Bill O'Reilly, Glenn Beck, Rush Limbaugh, Keith Olbermann, the whole lot of them, could have learned a lot from Mr. Evans.
These days, to judge by the ideologically straitjacketed stars of cable news, left or right, the lunatic fringe has become the warp and woof of the whole fabric. (Thank you, Florence King, for that concise summary of the whole problem.)
It's all enough to make you wonder what ever happened to those most useful of political species, the skeptical conservative and the skeptical liberal. The kind of conservative who, like Whittaker Chambers, could still recognize the danger of a Joe McCarthy. And the kind of liberal who, like Murray Kempton, sensed that Alger Hiss was not only a traitor but an almost pathological liar, at least when under oath.
The late great Scoop Jackson, U.S. senator and Cold Warrior, used to say he was a liberal "but I try not to be a damfool." Where would we find a Scoop Jackson in the Democratic Party today? His line may be ending with the retirement of Joe Lieberman.

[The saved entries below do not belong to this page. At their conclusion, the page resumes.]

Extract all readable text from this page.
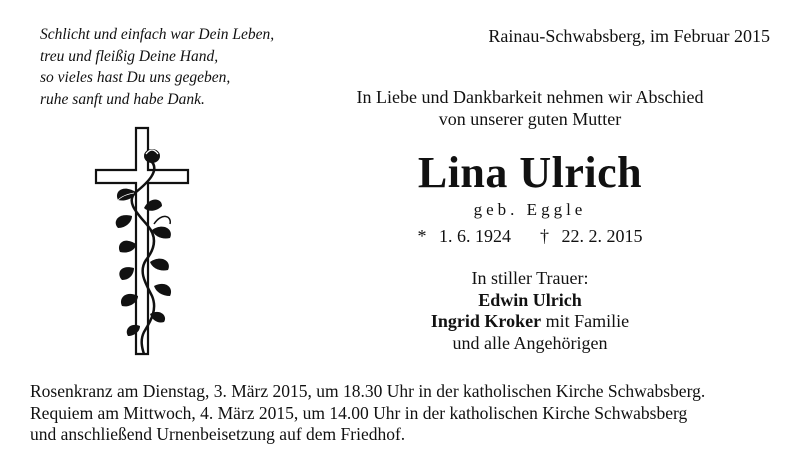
Schlicht und einfach war Dein Leben,
treu und fleißig Deine Hand,
so vieles hast Du uns gegeben,
ruhe sanft und habe Dank.
Rainau-Schwabsberg, im Februar 2015
In Liebe und Dankbarkeit nehmen wir Abschied
von unserer guten Mutter
Lina Ulrich
geb. Eggle
* 1. 6. 1924 † 22. 2. 2015
In stiller Trauer:
Edwin Ulrich
Ingrid Kroker mit Familie
und alle Angehörigen
Rosenkranz am Dienstag, 3. März 2015, um 18.30 Uhr in der katholischen Kirche Schwabsberg.
Requiem am Mittwoch, 4. März 2015, um 14.00 Uhr in der katholischen Kirche Schwabsberg
und anschließend Urnenbeisetzung auf dem Friedhof.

And where on today's right is there anyone like Walker Percy? Deeply conservative in every way -- religious and literary, socially and culturally -- he nevertheless despised racial discrimination and all its works.
Where today is our Irving Kristol? Talk about a skeptical conservative: After a lifetime spent thinking his way, left to right, from Trotskyism through neo-conservatism, Mr. Kristol even then would be able to give only two cheers for capitalism.
Nor do we seem to have a Daniel Patrick Moynihan in conservative, or liberal, ranks. Since he was a delighted combination of both, or maybe he was neither but unique -- sui generis, one of a kind. Alas, unlike a Pat Moynihan, the Pat Buchanans seem to have proliferated all over the talk shows. Which is not an encouraging sign for the future of conservative thought. Or just thought.
They've still got to be out there, the writers and thinkers and politicians who actually engage the ideas of the other side, but you're not likely to find them on MSNBC or Fox News -- or on NPR after Juan Williams' forced departure. Which is all the more reason to keep looking for voices of reason.